QSuper has pulled the pin on its comprehensive advice offering for new members in a move that reflects the challenging relationship industry funds have with the provision of personal advice.

QSuper’s decision to stop offering comprehensive advice comes on the heels comments made by Deanne Stewart, CEO of rival fund First State Super, in which she points to the significant cost associated with providing a service such as comprehensive or personal advice which is usually for a small group of members.

Funds need to be “really clear about how much it is ok for all members to wear versus when individual members pay,” Stewart said. First State Super paid more than $1 billion for  SAS Trustee Corporation Australia’s financial planning and retirement advice business StatePlus in mid-2016.

On Friday QSuper announced it planned to stop offering comprehensive advice to new members starting on Monday. The move was expected to lead to redundancies within the business.

Announcing the changes QSuper CEO Michael Pennisi said the decision is based on several years of data, member feedback and, “first and foremost, member needs.”

“We have increased the number of advisers available for over the phone personal advice appointments and we have expanded the topics relating to our superannuation products they can discuss with our members at no additional cost to them,” Pennisi said in a statement.

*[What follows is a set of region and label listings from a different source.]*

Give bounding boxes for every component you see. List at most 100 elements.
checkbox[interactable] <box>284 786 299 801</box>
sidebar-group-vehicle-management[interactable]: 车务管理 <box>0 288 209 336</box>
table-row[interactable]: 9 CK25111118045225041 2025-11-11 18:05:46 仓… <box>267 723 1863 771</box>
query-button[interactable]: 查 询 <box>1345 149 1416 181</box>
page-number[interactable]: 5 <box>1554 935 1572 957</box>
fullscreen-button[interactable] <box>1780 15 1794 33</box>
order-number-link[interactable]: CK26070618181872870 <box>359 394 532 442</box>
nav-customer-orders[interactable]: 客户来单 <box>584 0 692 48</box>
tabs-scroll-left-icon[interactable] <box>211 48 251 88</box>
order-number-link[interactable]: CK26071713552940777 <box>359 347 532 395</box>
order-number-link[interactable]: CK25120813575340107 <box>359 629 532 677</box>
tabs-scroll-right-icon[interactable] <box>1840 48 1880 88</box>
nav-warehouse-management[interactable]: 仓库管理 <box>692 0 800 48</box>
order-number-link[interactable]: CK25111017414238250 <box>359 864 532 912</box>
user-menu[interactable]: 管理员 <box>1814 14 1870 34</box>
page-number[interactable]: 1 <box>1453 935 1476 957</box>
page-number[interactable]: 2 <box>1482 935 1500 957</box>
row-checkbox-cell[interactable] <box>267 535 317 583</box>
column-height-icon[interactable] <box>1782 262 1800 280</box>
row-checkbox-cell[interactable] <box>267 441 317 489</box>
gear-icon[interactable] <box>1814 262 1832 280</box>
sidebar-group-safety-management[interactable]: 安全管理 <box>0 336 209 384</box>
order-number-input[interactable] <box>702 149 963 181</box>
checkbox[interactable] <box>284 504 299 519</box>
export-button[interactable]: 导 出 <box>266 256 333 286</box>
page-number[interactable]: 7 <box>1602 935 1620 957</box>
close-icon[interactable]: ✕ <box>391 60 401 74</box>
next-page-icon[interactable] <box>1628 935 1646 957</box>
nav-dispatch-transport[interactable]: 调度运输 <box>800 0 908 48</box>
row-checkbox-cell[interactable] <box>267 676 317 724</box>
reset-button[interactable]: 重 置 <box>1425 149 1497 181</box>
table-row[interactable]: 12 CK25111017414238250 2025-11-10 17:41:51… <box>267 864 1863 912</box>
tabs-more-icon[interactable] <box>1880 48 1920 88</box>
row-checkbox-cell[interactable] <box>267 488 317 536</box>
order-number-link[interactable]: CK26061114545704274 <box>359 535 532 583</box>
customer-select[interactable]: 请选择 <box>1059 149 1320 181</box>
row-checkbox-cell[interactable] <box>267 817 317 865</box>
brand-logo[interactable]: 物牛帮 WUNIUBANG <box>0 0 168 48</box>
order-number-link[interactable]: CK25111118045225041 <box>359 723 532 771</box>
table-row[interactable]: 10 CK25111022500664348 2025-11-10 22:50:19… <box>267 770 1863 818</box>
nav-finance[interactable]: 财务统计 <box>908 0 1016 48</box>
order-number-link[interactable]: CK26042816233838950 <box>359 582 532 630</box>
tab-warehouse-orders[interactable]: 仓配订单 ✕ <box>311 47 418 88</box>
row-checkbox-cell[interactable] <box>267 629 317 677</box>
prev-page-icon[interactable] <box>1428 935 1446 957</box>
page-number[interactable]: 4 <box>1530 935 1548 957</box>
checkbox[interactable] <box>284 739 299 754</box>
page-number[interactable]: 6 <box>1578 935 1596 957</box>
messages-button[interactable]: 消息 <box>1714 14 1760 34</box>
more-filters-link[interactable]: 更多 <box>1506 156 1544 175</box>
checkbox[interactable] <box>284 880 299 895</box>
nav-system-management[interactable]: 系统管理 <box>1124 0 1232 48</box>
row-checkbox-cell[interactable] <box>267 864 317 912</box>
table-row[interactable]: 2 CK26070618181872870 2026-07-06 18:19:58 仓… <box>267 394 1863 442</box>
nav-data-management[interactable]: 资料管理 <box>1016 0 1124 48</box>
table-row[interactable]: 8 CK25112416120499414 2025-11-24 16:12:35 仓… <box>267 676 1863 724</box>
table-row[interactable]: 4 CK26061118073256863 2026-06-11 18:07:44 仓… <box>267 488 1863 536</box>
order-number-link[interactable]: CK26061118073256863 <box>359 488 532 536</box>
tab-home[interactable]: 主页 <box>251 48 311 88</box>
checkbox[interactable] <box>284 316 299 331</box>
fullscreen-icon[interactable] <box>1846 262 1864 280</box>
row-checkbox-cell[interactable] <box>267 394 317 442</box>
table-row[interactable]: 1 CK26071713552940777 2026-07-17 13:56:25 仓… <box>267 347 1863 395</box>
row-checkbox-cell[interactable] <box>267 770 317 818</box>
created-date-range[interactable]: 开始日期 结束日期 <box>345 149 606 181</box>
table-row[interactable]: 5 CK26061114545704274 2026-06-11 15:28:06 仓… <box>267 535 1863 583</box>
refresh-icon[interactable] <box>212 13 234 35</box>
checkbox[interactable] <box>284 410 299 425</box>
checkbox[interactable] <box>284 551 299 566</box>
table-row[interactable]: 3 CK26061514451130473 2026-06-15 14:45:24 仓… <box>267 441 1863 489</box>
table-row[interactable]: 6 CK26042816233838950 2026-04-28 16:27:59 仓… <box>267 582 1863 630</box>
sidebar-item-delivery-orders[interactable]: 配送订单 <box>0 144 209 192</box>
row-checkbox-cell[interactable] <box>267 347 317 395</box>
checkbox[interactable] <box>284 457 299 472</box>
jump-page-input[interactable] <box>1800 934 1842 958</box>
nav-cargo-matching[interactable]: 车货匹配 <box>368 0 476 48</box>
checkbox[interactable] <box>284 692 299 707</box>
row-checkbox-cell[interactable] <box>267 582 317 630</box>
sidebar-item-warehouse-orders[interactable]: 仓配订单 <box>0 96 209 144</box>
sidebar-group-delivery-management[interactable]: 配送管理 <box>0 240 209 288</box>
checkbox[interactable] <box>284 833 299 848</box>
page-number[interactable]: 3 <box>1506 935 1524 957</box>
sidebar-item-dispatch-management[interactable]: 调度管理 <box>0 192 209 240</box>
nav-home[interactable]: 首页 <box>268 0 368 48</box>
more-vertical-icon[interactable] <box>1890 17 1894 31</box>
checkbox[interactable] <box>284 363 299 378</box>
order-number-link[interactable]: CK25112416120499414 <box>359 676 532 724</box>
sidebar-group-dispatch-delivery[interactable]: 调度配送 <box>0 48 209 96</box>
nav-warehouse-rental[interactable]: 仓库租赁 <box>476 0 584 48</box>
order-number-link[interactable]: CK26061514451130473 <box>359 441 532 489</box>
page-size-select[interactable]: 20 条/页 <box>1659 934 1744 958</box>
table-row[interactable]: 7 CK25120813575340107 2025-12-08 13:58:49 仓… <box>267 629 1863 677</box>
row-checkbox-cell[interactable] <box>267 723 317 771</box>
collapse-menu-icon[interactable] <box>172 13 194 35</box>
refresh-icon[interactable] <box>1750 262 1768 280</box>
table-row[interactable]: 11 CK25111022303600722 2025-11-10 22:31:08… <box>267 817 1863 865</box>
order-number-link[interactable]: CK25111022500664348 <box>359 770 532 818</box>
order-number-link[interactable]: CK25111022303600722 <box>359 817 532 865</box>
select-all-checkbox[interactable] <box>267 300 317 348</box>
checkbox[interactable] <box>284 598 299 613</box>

The QSuper statement added that the fund would continue to closely monitor the financial advice needs of its members and investigate ways to provide a range of advice services to members where it is in the best interests of the membership base to do so.

QSuper plans to push forward with its intra-fund advice strategy – the fund said has significantly expanded its fund specific advice, phone advice and personal financial advice.

QSuper had 80 advisers in its QInvest advice subsidiary in May this year, a reduction from 92 the previous year, according to Professional Planner’s 2020 Licensee Owners’ list.